Matthew Henry expounds on the fundamental law of marriage found in Matt. 19:5, which states that a man shall leave his parents and cleave to his wife:  "The relation between husband and wife is nearer than that between parents and children; now, if the filial relation may not easily be violated, much less may the marriage union be broken."  Based on the scriptural duty that man should leave his parents and cleave to his wife, the way of honoring parents changes when the child marries.  The command to honor is still there, but a new relationship has been established.  We see a picture of this when Jesus reproves the traditions of the Pharisees that kept them from honoring their parents, (Mark 7:9-13).  These verses show that honoring parents includes not cursing your father or mother and helping them in times of need. The respect and comforting of parents remain, but the obedience and submission has changed because of the change in relationship.

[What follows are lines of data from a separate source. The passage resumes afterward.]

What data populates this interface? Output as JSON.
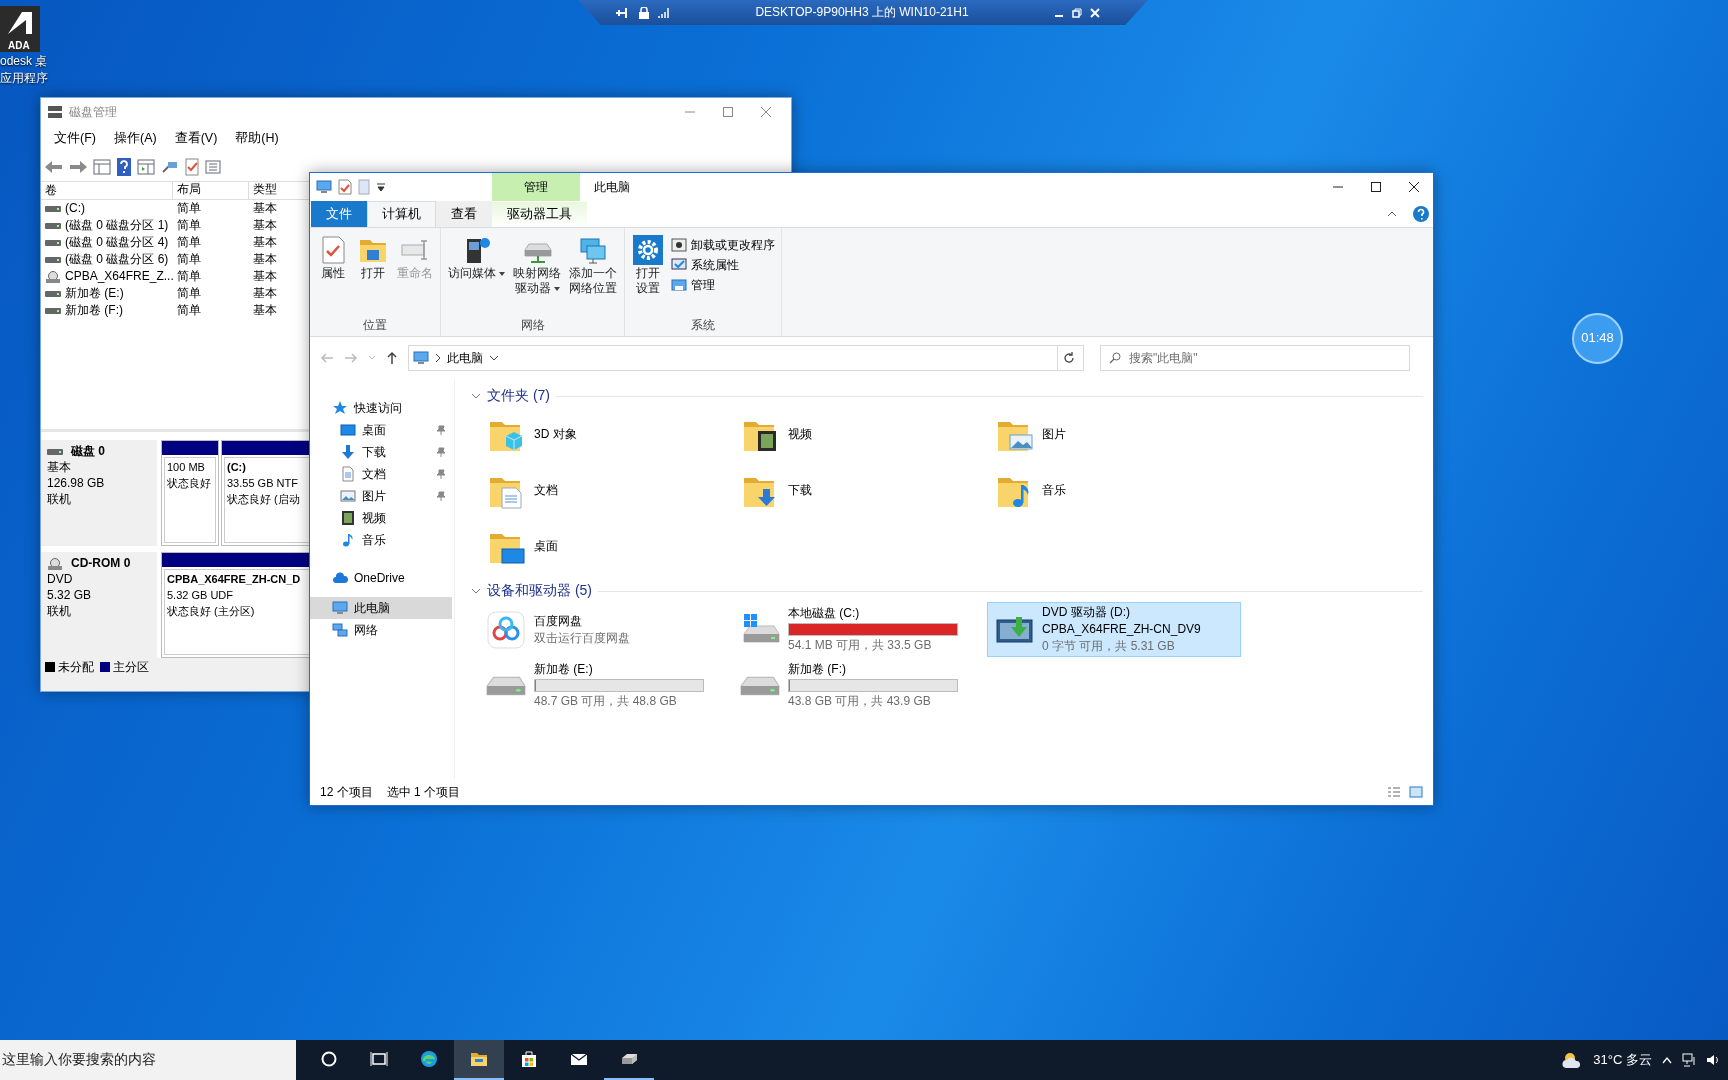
{
  "remote_bar": {
    "title": "DESKTOP-9P90HH3 上的 WIN10-21H1"
  },
  "desktop_icon": {
    "badge": "ADA",
    "label_lines": [
      "odesk 桌",
      "应用程序"
    ]
  },
  "timer": "01:48",
  "disk_management": {
    "title": "磁盘管理",
    "menu": [
      "文件(F)",
      "操作(A)",
      "查看(V)",
      "帮助(H)"
    ],
    "columns": [
      "卷",
      "布局",
      "类型"
    ],
    "rows": [
      {
        "kind": "drive",
        "cells": [
          "(C:)",
          "简单",
          "基本"
        ]
      },
      {
        "kind": "drive",
        "cells": [
          "(磁盘 0 磁盘分区 1)",
          "简单",
          "基本"
        ]
      },
      {
        "kind": "drive",
        "cells": [
          "(磁盘 0 磁盘分区 4)",
          "简单",
          "基本"
        ]
      },
      {
        "kind": "drive",
        "cells": [
          "(磁盘 0 磁盘分区 6)",
          "简单",
          "基本"
        ]
      },
      {
        "kind": "cd",
        "cells": [
          "CPBA_X64FRE_Z...",
          "简单",
          "基本"
        ]
      },
      {
        "kind": "drive",
        "cells": [
          "新加卷 (E:)",
          "简单",
          "基本"
        ]
      },
      {
        "kind": "drive",
        "cells": [
          "新加卷 (F:)",
          "简单",
          "基本"
        ]
      }
    ],
    "disks": [
      {
        "kind": "drive",
        "name": "磁盘 0",
        "lines": [
          "基本",
          "126.98 GB",
          "联机"
        ],
        "partitions": [
          {
            "lines": [
              "100 MB",
              "状态良好"
            ]
          },
          {
            "title": "(C:)",
            "lines": [
              "33.55 GB NTF",
              "状态良好 (启动"
            ]
          }
        ]
      },
      {
        "kind": "cd",
        "name": "CD-ROM 0",
        "lines": [
          "DVD",
          "5.32 GB",
          "联机"
        ],
        "partitions": [
          {
            "title": "CPBA_X64FRE_ZH-CN_D",
            "lines": [
              "5.32 GB UDF",
              "状态良好 (主分区)"
            ]
          }
        ]
      }
    ],
    "legend": [
      {
        "label": "未分配",
        "color": "#000000"
      },
      {
        "label": "主分区",
        "color": "#000080"
      }
    ]
  },
  "explorer": {
    "title": "此电脑",
    "context_header": "管理",
    "tabs": [
      {
        "kind": "file",
        "label": "文件",
        "selected": false
      },
      {
        "kind": "tab",
        "label": "计算机",
        "selected": true
      },
      {
        "kind": "tab",
        "label": "查看",
        "selected": false
      },
      {
        "kind": "context",
        "label": "驱动器工具",
        "selected": false
      }
    ],
    "ribbon_groups": [
      {
        "label": "位置",
        "buttons": [
          {
            "kind": "properties",
            "lines": [
              "属性"
            ],
            "dropdown": false,
            "disabled": false
          },
          {
            "kind": "open",
            "lines": [
              "打开"
            ],
            "dropdown": false,
            "disabled": false
          },
          {
            "kind": "rename",
            "lines": [
              "重命名"
            ],
            "dropdown": false,
            "disabled": true
          }
        ]
      },
      {
        "label": "网络",
        "buttons": [
          {
            "kind": "media",
            "lines": [
              "访问媒体"
            ],
            "dropdown": true,
            "disabled": false
          },
          {
            "kind": "map-drive",
            "lines": [
              "映射网络",
              "驱动器"
            ],
            "dropdown": true,
            "disabled": false
          },
          {
            "kind": "add-location",
            "lines": [
              "添加一个",
              "网络位置"
            ],
            "dropdown": false,
            "disabled": false
          }
        ]
      },
      {
        "label": "系统",
        "buttons": [
          {
            "kind": "settings",
            "lines": [
              "打开",
              "设置"
            ],
            "dropdown": false,
            "disabled": false
          }
        ],
        "small_buttons": [
          {
            "kind": "uninstall",
            "label": "卸载或更改程序"
          },
          {
            "kind": "system",
            "label": "系统属性"
          },
          {
            "kind": "manage",
            "label": "管理"
          }
        ]
      }
    ],
    "address": "此电脑",
    "search_placeholder": "搜索\"此电脑\"",
    "nav": [
      {
        "kind": "star",
        "label": "快速访问",
        "selected": false,
        "children": [
          {
            "kind": "desktop",
            "label": "桌面",
            "pinned": true,
            "selected": false
          },
          {
            "kind": "download",
            "label": "下载",
            "pinned": true,
            "selected": false
          },
          {
            "kind": "doc",
            "label": "文档",
            "pinned": true,
            "selected": false
          },
          {
            "kind": "picture",
            "label": "图片",
            "pinned": true,
            "selected": false
          },
          {
            "kind": "video",
            "label": "视频",
            "pinned": false,
            "selected": false
          },
          {
            "kind": "music",
            "label": "音乐",
            "pinned": false,
            "selected": false
          }
        ]
      },
      {
        "kind": "cloud",
        "label": "OneDrive",
        "selected": false
      },
      {
        "kind": "pc",
        "label": "此电脑",
        "selected": true
      },
      {
        "kind": "network",
        "label": "网络",
        "selected": false
      }
    ],
    "sections": [
      {
        "label": "文件夹 (7)",
        "expanded": true,
        "items": [
          {
            "kind": "cube",
            "label": "3D 对象",
            "selected": false
          },
          {
            "kind": "video",
            "label": "视频",
            "selected": false
          },
          {
            "kind": "pictures",
            "label": "图片",
            "selected": false
          },
          {
            "kind": "documents",
            "label": "文档",
            "selected": false
          },
          {
            "kind": "downloads",
            "label": "下载",
            "selected": false
          },
          {
            "kind": "music",
            "label": "音乐",
            "selected": false
          },
          {
            "kind": "desktop",
            "label": "桌面",
            "selected": false
          }
        ]
      },
      {
        "label": "设备和驱动器 (5)",
        "expanded": true,
        "items": [
          {
            "kind": "app",
            "label": "百度网盘",
            "detail": "双击运行百度网盘",
            "selected": false
          },
          {
            "kind": "system-drive",
            "label": "本地磁盘 (C:)",
            "level": 0.998,
            "detail": "54.1 MB 可用，共 33.5 GB",
            "selected": false
          },
          {
            "kind": "dvd",
            "label": "DVD 驱动器 (D:)",
            "subtitle": "CPBA_X64FRE_ZH-CN_DV9",
            "detail": "0 字节 可用，共 5.31 GB",
            "selected": true
          },
          {
            "kind": "drive",
            "label": "新加卷 (E:)",
            "level": 0.002,
            "detail": "48.7 GB 可用，共 48.8 GB",
            "selected": false
          },
          {
            "kind": "drive",
            "label": "新加卷 (F:)",
            "level": 0.003,
            "detail": "43.8 GB 可用，共 43.9 GB",
            "selected": false
          }
        ]
      }
    ],
    "status": [
      "12 个项目",
      "选中 1 个项目"
    ]
  },
  "taskbar": {
    "search_placeholder": "这里输入你要搜索的内容",
    "apps": [
      {
        "kind": "cortana",
        "active": false,
        "running": false
      },
      {
        "kind": "task-view",
        "active": false,
        "running": false
      },
      {
        "kind": "edge",
        "active": false,
        "running": false
      },
      {
        "kind": "explorer",
        "active": true,
        "running": true
      },
      {
        "kind": "store",
        "active": false,
        "running": false
      },
      {
        "kind": "mail",
        "active": false,
        "running": false
      },
      {
        "kind": "disk-app",
        "active": false,
        "running": true
      }
    ],
    "weather": "31°C 多云"
  }
}
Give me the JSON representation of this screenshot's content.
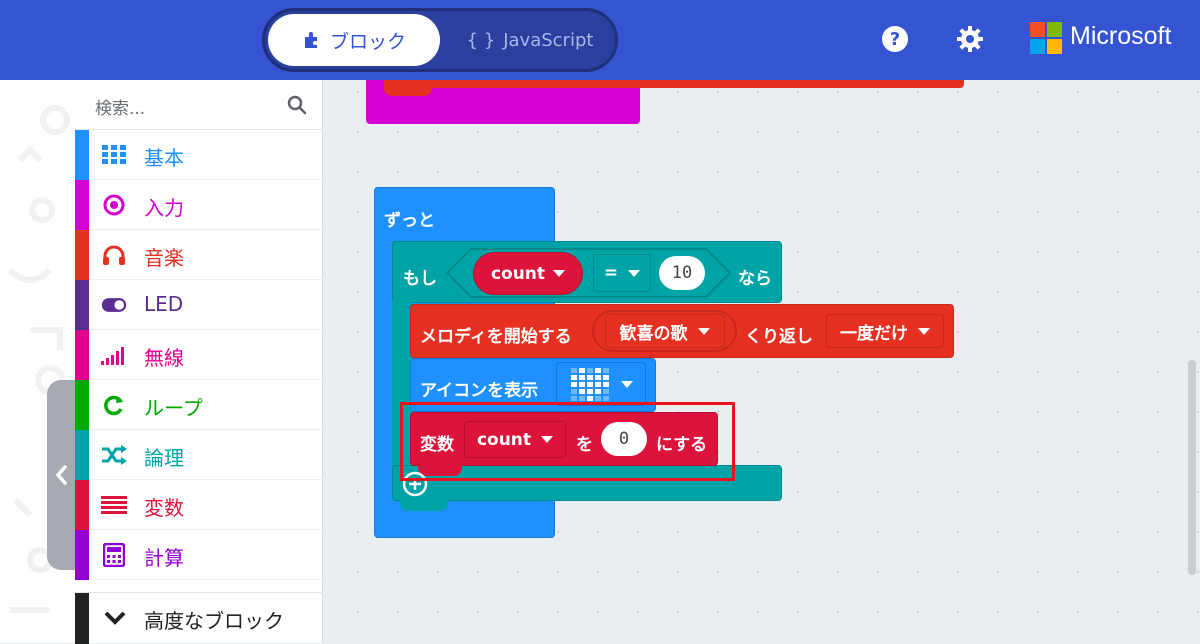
{
  "header": {
    "tab_blocks": "ブロック",
    "tab_javascript": "JavaScript",
    "brand": "Microsoft"
  },
  "toolbox": {
    "search_placeholder": "検索...",
    "categories": [
      {
        "label": "基本",
        "color": "#1e90ff"
      },
      {
        "label": "入力",
        "color": "#d400d4"
      },
      {
        "label": "音楽",
        "color": "#e63022"
      },
      {
        "label": "LED",
        "color": "#5c2d91"
      },
      {
        "label": "無線",
        "color": "#e3008c"
      },
      {
        "label": "ループ",
        "color": "#00aa00"
      },
      {
        "label": "論理",
        "color": "#00a4a6"
      },
      {
        "label": "変数",
        "color": "#dc143c"
      },
      {
        "label": "計算",
        "color": "#9400d3"
      }
    ],
    "advanced": "高度なブロック"
  },
  "blocks": {
    "forever_label": "ずっと",
    "if_label": "もし",
    "if_var": "count",
    "if_op": "=",
    "if_value": "10",
    "if_then": "なら",
    "melody_start": "メロディを開始する",
    "melody_name": "歓喜の歌",
    "melody_repeat": "くり返し",
    "melody_mode": "一度だけ",
    "show_icon": "アイコンを表示",
    "set_var_label": "変数",
    "set_var_name": "count",
    "set_var_wo": "を",
    "set_var_value": "0",
    "set_var_suffix": "にする"
  },
  "colors": {
    "header": "#3454d1",
    "loops": "#1e90ff",
    "logic": "#00a4a6",
    "music": "#e63022",
    "variables": "#dc143c",
    "basic": "#1e90ff",
    "highlight": "#e8141b"
  }
}
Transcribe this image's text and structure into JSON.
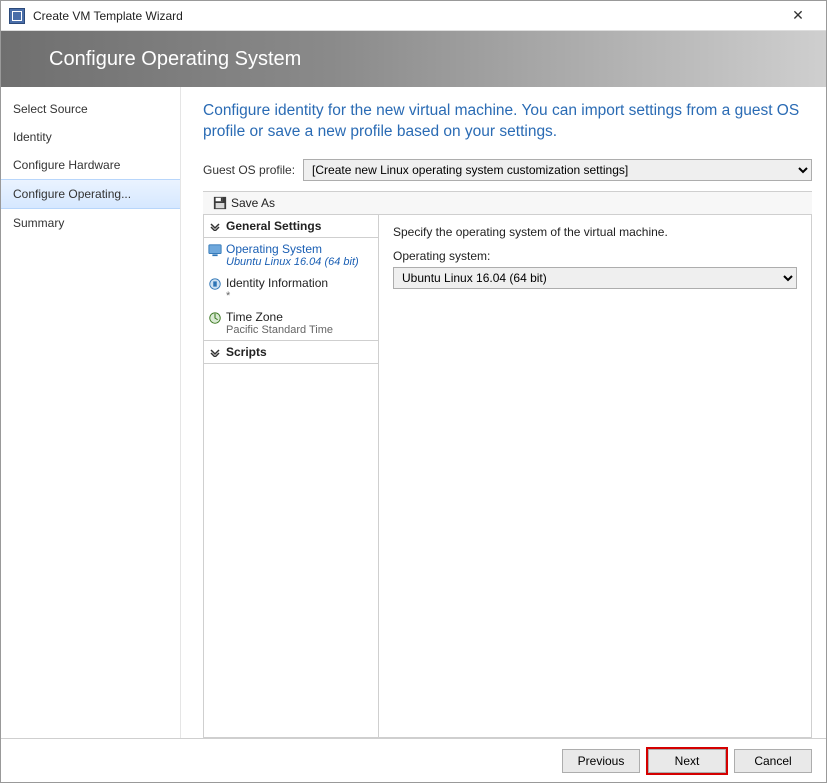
{
  "window": {
    "title": "Create VM Template Wizard"
  },
  "banner": {
    "title": "Configure Operating System"
  },
  "nav": {
    "items": [
      {
        "label": "Select Source",
        "selected": false
      },
      {
        "label": "Identity",
        "selected": false
      },
      {
        "label": "Configure Hardware",
        "selected": false
      },
      {
        "label": "Configure Operating...",
        "selected": true
      },
      {
        "label": "Summary",
        "selected": false
      }
    ]
  },
  "intro": "Configure identity for the new virtual machine. You can import settings from a guest OS profile or save a new profile based on your settings.",
  "guest_profile": {
    "label": "Guest OS profile:",
    "value": "[Create new Linux operating system customization settings]"
  },
  "toolbar": {
    "save_as": "Save As"
  },
  "tree": {
    "sections": [
      {
        "header": "General Settings",
        "items": [
          {
            "title": "Operating System",
            "sub": "Ubuntu Linux 16.04 (64 bit)",
            "icon": "os-icon",
            "selected": true
          },
          {
            "title": "Identity Information",
            "sub": "*",
            "icon": "identity-icon",
            "selected": false
          },
          {
            "title": "Time Zone",
            "sub": "Pacific Standard Time",
            "icon": "timezone-icon",
            "selected": false
          }
        ]
      },
      {
        "header": "Scripts",
        "items": []
      }
    ]
  },
  "detail": {
    "hint": "Specify the operating system of the virtual machine.",
    "os_label": "Operating system:",
    "os_value": "Ubuntu Linux 16.04 (64 bit)"
  },
  "footer": {
    "previous": "Previous",
    "next": "Next",
    "cancel": "Cancel"
  }
}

God is sovereign; it is the will of God when a couple marries, otherwise they would not be married.  Parents who overstep their authority by pitting their adult married children against each other should heed the advice of Gamaliel:  "But if it be of God, ye cannot overthrow it; lest haply ye be found even to fight against God," (Acts 5:39).

Therefore, I believe that Mr. Rainey's article is severely flawed and is reminiscent of the unsound Patriarchy Movement in the Christian world today.  His over-arching message that parents have authority over their married children is not biblical.  The married couple should honor their parents with respect and help them in times of need, but parents should not undermine the marital relationship of their married children and should not put asunder what God has joined together.  The advice in this article is dangerous to the Christian couple because it potentially sabotages their marriage relationship and distorts the authority of the parents.

"Beware lest any man spoil you through philosophy and vain deceit, after the tradition of men, after the rudiments of the world, and not after Christ," (Col. 2:8).

**NB: This article is no longer available at familylife.com.  The title itself shows up in the website's search engine; however, the article has been removed.